Given the number of sorry arguments that grace the Internet, you might be right!
But the reason that I personally get involved in discussions is to identify bad arguments so that people don’t have to waste time with them anymore. I usually only hit Protestant arguments in Catholic-Protestant discussions, not because Catholics don’t make bad arguments, but because it tends to derail threads into a mass of confusion in my experience.
Still, there are a couple of terrible Catholic arguments that I wish would go away. The whole “you need an infallible interpreter,” “you need an infallible definition of the canon,” and “there are 30,000 Protestant denominations” strategies are poorly constructed, and they don’t really get to the underlying differences between Catholicism and Protestantism.
Why don’t you give it a shot?
Because I don’t really see what the point of such an exchange would be. We would have to go through a massive amount of Scripture, and there is no sense in doing that before we separate the wheat from the chaff in the arguments. And speaking of which, here are two great examples of classic chaff (in addition to the one jpusateri noted):
men gain eternal life on the basis of their good works which are produced by their cooperation with grace.
Protestants, following Scripture, say that it is grace alone that saves us. Not grace producing merit in us. Grace alone. The cross of Christ by itself saves us by faith.

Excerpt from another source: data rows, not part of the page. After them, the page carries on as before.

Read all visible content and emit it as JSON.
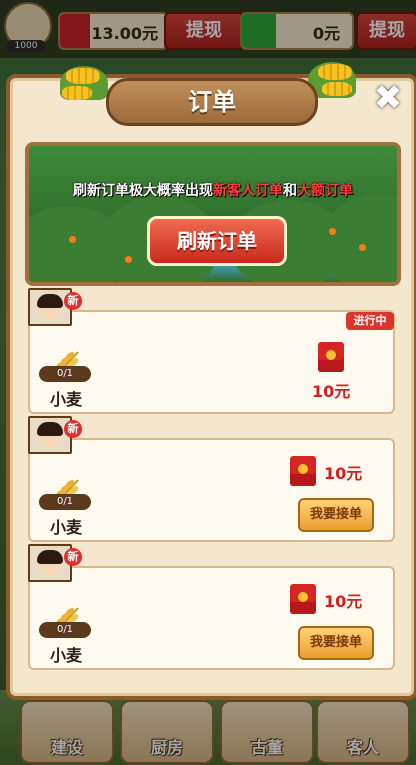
{
  "hud": {
    "level": "1000",
    "cash_value": "13.00元",
    "withdraw_label_1": "提现",
    "wechat_value": "0元",
    "withdraw_label_2": "提现"
  },
  "modal": {
    "title": "订单",
    "close_glyph": "✖",
    "banner_hint_prefix": "刷新订单极大概率出现",
    "banner_hint_highlight_1": "新客人订单",
    "banner_hint_mid": "和",
    "banner_hint_highlight_2": "大额订单",
    "refresh_button": "刷新订单"
  },
  "orders": [
    {
      "new_badge": "新",
      "progress": "0/1",
      "item": "小麦",
      "reward": "10元",
      "status": "进行中",
      "accept_label": ""
    },
    {
      "new_badge": "新",
      "progress": "0/1",
      "item": "小麦",
      "reward": "10元",
      "status": "",
      "accept_label": "我要接单"
    },
    {
      "new_badge": "新",
      "progress": "0/1",
      "item": "小麦",
      "reward": "10元",
      "status": "",
      "accept_label": "我要接单"
    }
  ],
  "bottom_nav": [
    {
      "label": "建设"
    },
    {
      "label": "厨房"
    },
    {
      "label": "古董"
    },
    {
      "label": "客人"
    }
  ],
  "colors": {
    "accent_red": "#d1201f",
    "modal_bg": "#f4e7ce",
    "modal_border": "#8d5a2b"
  }
}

The use of “their” in first argument implied that the cooperation someone comes from the person cooperating, but the canons of the Councils of Orange and Trent make clear that even the cooperation itself is from God’s grace. It is God working with God, not God working with man if man lets Him. The latter argument is simply self-contradictory. You say “grace alone” but then say “by faith.” That makes faith an instrument of justification. You can, of course, say that faith is the alone instrument of justification (as Protestants do), and you can say that the righteousness is alien (i.e., it doesn’t produce merit in us), but you can’t logically claim that “grace producing faith” is
grace alone but “grace producing merit” is not.
Sola gratia doesn’t mean that grace cannot have an instrument; otherwise, Protestantism would be equally defective. Both sides accept
sola gratia; the dispute between Protestants and Catholics with whether faith is the alone instrument of justification.